Microorganisms are found everywhere in the environment and play a leading role in countless natural processes. Among other things, they operate the basic drug cycles that are necessary for the plants' supply of nutrients via the reaction of organic matter in soil. At these processes, greenhouse gases are released to the atmosphere at the same time, so microorganisms also play a key role in relation to climate and climate change.

In addition to exercising their function in the environment, microorganisms also have a great potential for use. Some bacteria and fungi, so-called biocontrol organisms, can inhibit the growth of harmful microorganisms, technical enzymes and enzymes for food production can be isolated from bacteria, yeasts and fungi, which are also major suppliers of pharmaceuticals such as e.g. antibiotics.

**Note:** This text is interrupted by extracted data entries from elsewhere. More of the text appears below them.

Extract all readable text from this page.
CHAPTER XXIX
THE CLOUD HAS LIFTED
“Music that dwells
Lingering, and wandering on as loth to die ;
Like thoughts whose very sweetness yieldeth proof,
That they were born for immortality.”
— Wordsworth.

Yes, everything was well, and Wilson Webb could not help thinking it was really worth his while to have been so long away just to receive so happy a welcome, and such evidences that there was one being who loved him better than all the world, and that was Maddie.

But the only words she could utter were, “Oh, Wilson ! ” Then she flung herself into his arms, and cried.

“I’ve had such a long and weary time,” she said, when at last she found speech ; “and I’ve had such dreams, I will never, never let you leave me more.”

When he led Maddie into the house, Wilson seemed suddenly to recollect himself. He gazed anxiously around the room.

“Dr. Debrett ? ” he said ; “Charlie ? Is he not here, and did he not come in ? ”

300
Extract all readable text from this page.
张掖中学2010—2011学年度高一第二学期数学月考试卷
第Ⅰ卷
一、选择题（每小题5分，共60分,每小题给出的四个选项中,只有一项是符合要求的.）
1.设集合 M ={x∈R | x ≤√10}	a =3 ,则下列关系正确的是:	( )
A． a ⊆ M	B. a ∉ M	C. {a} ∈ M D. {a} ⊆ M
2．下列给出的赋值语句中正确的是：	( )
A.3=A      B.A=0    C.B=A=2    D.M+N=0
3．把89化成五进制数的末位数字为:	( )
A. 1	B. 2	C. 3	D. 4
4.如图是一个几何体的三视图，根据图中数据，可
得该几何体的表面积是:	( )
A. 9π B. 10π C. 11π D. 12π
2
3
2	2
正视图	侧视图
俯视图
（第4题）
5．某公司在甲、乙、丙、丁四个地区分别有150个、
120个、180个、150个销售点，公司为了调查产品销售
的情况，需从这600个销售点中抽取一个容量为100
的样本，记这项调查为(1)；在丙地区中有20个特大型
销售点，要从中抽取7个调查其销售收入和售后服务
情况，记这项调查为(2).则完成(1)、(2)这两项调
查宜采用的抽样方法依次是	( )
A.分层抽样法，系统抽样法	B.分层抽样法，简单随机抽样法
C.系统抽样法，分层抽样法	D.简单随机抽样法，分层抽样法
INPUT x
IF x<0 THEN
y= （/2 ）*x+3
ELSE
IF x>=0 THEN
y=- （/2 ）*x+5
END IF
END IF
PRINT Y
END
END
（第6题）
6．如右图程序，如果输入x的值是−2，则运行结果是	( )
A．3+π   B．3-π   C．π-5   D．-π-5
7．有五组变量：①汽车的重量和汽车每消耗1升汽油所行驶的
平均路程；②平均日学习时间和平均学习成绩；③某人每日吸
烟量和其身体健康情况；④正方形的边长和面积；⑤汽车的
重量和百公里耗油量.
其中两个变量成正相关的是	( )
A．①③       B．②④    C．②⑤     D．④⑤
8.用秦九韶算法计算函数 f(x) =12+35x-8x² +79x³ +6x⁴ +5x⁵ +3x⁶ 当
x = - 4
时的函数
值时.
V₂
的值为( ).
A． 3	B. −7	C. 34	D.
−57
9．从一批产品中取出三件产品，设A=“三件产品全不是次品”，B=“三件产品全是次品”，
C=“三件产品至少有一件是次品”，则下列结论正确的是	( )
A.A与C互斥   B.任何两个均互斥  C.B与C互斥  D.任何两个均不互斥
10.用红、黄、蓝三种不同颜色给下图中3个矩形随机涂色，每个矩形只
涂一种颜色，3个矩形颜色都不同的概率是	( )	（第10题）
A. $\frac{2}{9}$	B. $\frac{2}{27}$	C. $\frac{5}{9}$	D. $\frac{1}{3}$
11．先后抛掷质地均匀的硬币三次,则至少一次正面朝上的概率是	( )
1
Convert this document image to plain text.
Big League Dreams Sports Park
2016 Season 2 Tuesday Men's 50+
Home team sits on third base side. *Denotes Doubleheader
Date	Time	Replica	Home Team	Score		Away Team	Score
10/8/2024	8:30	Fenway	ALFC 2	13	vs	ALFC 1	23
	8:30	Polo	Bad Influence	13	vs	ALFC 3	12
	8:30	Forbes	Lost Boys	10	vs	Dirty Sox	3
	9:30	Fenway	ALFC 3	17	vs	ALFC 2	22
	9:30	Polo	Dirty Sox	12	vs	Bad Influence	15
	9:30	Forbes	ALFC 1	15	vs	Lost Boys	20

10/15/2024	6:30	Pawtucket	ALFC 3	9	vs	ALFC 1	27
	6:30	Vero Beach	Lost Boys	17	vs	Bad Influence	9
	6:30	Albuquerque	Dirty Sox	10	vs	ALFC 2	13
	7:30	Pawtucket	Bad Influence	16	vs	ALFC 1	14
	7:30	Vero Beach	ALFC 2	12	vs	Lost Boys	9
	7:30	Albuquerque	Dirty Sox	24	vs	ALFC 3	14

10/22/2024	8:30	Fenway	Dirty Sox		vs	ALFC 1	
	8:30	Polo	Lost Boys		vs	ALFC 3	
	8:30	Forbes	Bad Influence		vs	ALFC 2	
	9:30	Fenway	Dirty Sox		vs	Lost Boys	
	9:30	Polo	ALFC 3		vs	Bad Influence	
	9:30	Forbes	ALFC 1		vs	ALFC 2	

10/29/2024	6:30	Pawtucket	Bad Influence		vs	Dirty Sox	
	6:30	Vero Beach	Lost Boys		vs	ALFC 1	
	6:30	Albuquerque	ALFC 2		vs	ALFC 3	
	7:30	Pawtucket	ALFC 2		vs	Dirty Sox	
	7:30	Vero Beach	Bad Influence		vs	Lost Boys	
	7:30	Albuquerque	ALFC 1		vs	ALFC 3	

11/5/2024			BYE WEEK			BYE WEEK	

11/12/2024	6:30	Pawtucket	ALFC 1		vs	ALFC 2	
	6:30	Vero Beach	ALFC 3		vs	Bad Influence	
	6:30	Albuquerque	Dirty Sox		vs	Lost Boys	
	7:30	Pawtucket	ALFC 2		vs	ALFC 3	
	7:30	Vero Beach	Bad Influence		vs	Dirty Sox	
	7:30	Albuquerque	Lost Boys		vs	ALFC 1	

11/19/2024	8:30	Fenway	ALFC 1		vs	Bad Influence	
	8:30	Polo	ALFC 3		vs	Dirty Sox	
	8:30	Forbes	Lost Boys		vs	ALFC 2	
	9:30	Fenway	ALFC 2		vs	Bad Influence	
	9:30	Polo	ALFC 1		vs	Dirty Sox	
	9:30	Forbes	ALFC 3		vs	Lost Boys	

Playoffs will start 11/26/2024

Microorganisms can therefore be seen as suppliers of so-called "ecosystem services", which are fundamental to the environment and to human life and activity. The Section for Microbiology and Biotechnology is therefore researching the following topics:

  • The effect of biochar in agricultural soil - eg what effect does the supply of biochar have on the soil's microorganisms and macrofauna (eg earthworms).
  • Enzymes from Arctic bacteria whose physiology is adapted to very cold temperatures and which therefore have enzymes that have potential technical / industrial utility, for example in sustainable industrial food processes and in washing powders that work efficiently at energy-saving low washing temperatures.
  • Interactions between micro-organisms and between micro-organisms and plants that can enhance our understanding of how we can utilize nature's useful microbiological resources to combat plant pathogens and as manufacturers of pharmaceuticals (eg antimicrobial, antiviral, antioxidant, anticancer).
  • Find good bioindicators for microorganisms that destroy food under storage conditions - especially volatile metabolites that can act as early warning bioindicators.
  • Biodegradation of foreign matter in soil and groundwater (here a link to the areas that focus on this topic).